Solution and tooling managing security updates of libraries in statically-linked language ecosystems
Problem statement
The release team (and subsequently the security team) lacks the ability (tooling and workflow) to effectively schedule and monitor all of the necessary rebuilds when a Go or Rust library is updated.
Problem discussion
Develop a solution for managing security updates of libraries in statically-linked language ecosystems (e.g., Go, Rust, and so on).
All Debian releases since buster contain the following in the release notes:
The Debian infrastructure currently doesn't properly enable rebuilding packages that statically link parts of other packages on a large scale.

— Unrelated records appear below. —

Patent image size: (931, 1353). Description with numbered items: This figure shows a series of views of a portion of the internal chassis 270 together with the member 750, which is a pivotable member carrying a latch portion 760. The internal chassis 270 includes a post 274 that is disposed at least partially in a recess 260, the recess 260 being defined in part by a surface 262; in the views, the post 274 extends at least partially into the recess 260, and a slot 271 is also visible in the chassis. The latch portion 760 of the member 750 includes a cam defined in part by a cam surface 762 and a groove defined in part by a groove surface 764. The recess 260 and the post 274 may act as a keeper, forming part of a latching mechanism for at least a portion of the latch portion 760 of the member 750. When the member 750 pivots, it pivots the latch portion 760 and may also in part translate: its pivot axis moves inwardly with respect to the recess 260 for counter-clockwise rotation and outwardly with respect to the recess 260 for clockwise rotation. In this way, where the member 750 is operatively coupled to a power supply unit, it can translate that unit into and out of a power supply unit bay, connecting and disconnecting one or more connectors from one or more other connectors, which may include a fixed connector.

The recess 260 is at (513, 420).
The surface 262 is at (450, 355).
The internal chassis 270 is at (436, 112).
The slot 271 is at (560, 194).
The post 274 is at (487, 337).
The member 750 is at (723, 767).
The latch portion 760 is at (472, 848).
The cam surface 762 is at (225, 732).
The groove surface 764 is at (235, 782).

Until buster that hasn't been a problem in practice, but with the growth of the Go ecosystem it means that Go based packages won't be covered by regular security support until the infrastructure is improved to deal with them maintainably.

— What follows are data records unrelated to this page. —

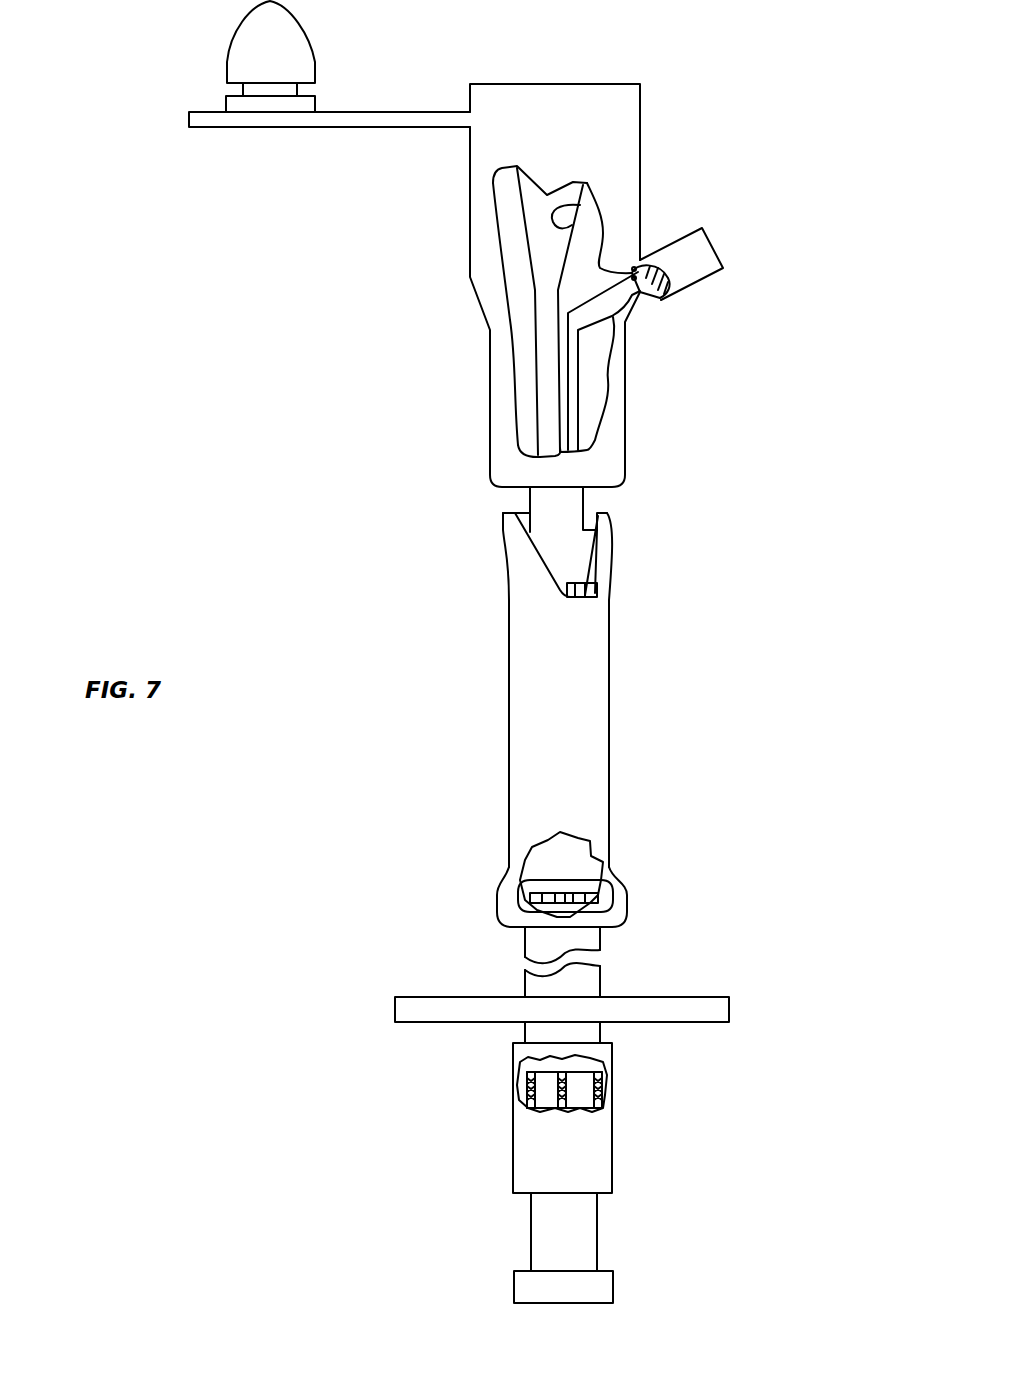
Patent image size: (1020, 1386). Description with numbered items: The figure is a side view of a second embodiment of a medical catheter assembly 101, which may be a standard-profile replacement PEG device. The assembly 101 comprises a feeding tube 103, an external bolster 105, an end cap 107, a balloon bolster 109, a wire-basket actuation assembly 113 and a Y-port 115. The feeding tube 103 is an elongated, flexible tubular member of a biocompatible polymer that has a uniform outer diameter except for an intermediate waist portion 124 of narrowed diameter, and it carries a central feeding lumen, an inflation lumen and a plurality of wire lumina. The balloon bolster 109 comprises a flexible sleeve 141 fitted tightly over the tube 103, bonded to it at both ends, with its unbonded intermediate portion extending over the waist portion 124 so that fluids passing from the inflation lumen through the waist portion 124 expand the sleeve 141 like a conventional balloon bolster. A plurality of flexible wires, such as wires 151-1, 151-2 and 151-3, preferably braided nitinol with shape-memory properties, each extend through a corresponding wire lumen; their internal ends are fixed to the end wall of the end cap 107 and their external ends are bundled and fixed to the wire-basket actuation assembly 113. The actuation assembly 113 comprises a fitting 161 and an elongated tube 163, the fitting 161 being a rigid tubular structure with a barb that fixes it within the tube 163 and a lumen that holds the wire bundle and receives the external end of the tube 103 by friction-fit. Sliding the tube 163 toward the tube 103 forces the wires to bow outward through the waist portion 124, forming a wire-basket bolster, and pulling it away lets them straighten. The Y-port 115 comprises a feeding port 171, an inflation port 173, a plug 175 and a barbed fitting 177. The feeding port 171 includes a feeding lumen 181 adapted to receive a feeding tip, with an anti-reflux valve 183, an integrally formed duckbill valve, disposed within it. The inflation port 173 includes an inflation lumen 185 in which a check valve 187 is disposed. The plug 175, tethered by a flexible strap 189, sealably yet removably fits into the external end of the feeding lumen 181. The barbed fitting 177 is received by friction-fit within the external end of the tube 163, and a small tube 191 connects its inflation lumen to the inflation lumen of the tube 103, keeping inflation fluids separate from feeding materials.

The assembly 101 is at (247, 323).
The feeding tube 103 is at (609, 1233).
The external bolster 105 is at (700, 992).
The end cap 107 is at (505, 1295).
The balloon bolster 109 is at (499, 1145).
The wire-basket actuation assembly 113 is at (620, 790).
The Y-port 115 is at (435, 367).
The intermediate waist portion 124 is at (545, 1100).
The flexible sleeve 141 is at (613, 1173).
The flexible wire 151-1 is at (527, 1080).
The flexible wire 151-2 is at (567, 1087).
The flexible wire 151-3 is at (607, 1103).
The fitting 161 is at (548, 865).
The elongated tube 163 is at (612, 672).
The feeding port 171 is at (583, 97).
The inflation port 173 is at (712, 253).
The plug 175 is at (245, 47).
The barbed fitting 177 is at (572, 552).
The feeding lumen 181 is at (547, 196).
The anti-reflux valve 183 is at (547, 196).
The inflation lumen 185 is at (588, 317).
The check valve 187 is at (670, 285).
The flexible strap 189 is at (385, 118).
The small tube 191 is at (580, 588).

If updates are warranted, they can only come via regular point releases, which may be slow in arriving.
Starting with bookworm, the above statement also includes Rust along with Go.
This issue was discussed today in the Freexian Sprint and we have developed a way forward.
Proposed solution summary
We need to develop a tool that enables the release team to manage the update of a Go or Rust (or some other similar statically-linked language) library by identifying all reverse dependencies of the library (and the reverse dependencies of those, and so on, as needed) and scheduling the necessary no-change sourceful uploads.
Detailed discussion
After a wide-ranging discussion involving multiple people (including a member of the security team and a member of the release team), we concluded that the core problem is as stated above:
The release team (and subsequently the security team) lacks the ability (tooling and workflow) to effectively schedule and monitor all of the necessary rebuilds when a Go or Rust library is updated.
Rather than targeting a solution starting with LTS or even the security team, we collectively decided that it makes the most sense to first develop a solution for unstable, and then successively work toward having the solution adopted for testing/stable, and then for LTS.
The initial stakeholders (outside of the LTS team) have been identified as: the Go/Rust teams, and the release team. The first step in developing a solution is to contact these teams and engage them with the following discussion points:
- Go/Rust teams:
- what current tooling do you have available for managing coordinated uploads (e.g., along the lines of the issues described in this issue) of packages in your language ecosystem?
- how do you monitor the progress of these coordinated uploads and what tooling do you currently have available to support this?
- Release team:
- how would a "coordinated upload/rebuild" of a group of packages in a statically-linked language ecosystem need to function in order to best integrate with your existing workflows?
There are doubtless many other considerations that will impact the understanding of the problem and the proposed solution. As the discussion progresses, this issue should be updated, and additional issues/sub-issues/etc should be created and linked.